If we want to change that reality, we must start treating gun violence like the public health crisis it is. Prevention in medicine works through layers. Primary prevention aims to stop illness before it begins. Secondary prevention detects problems early. Tertiary prevention uses advanced measures when the risk is imminent. For heart disease, tertiary prevention might mean a defibrillator. For cancer, it might mean a transplant or advanced chemotherapy. For gun violence, it must mean technology that interrupts a weapon before it can be used against a crowd.

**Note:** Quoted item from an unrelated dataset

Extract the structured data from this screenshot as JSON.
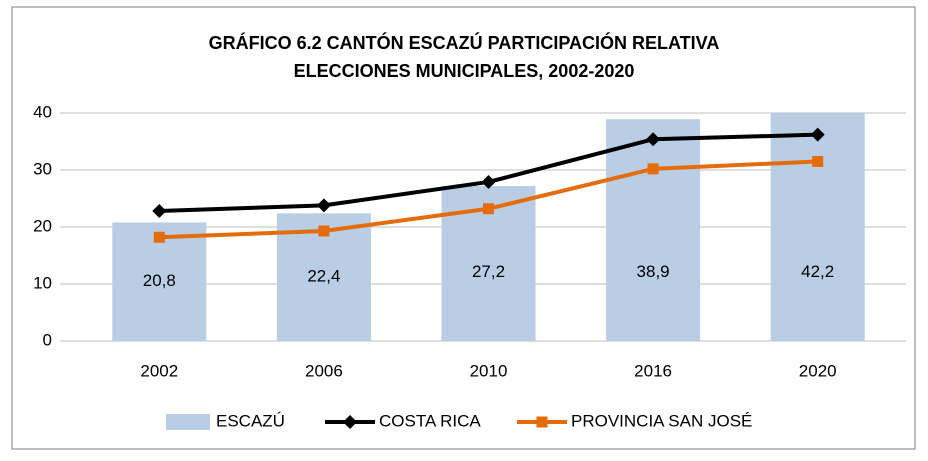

Artificial intelligence can provide this protection. AI already operates quietly in many areas of life. It flags suspicious financial transactions before accounts are drained. It helps physicians detect strokes and sepsis minutes earlier than human judgment alone. It allows airports to identify security threats in real time. The same ability to scan, recognize and trigger an immediate response could be applied to firearms.
The concept is simple. Firearms, whether newly manufactured or retrofitted, could contain embedded chips that communicate with perimeter sensors. Schools, churches, malls, hospitals, concert venues and other gathering places could install sensors that continuously and discreetly scan for unauthorized weapons. If a firearm crossed into a protected zone, the system would trigger an automatic alert to staff, law enforcement and first responders. Instead of chaos erupting after the first shot, there would be a window of time to intervene before lives are lost. This is not speculative technology. It exists today.
Yes, building such a system would require resources and political will. But we have made similar choices before. Cars once lacked seat belts and air bags, until we decided that preventable deaths on the road were unacceptable. Air travel once involved little screening, until 9/11 made us recognize the need for layered security. None of those measures eliminated accidents or attacks, but all of them reduced the risks. The same principle applies here: Prevention, not perfection, should be our standard.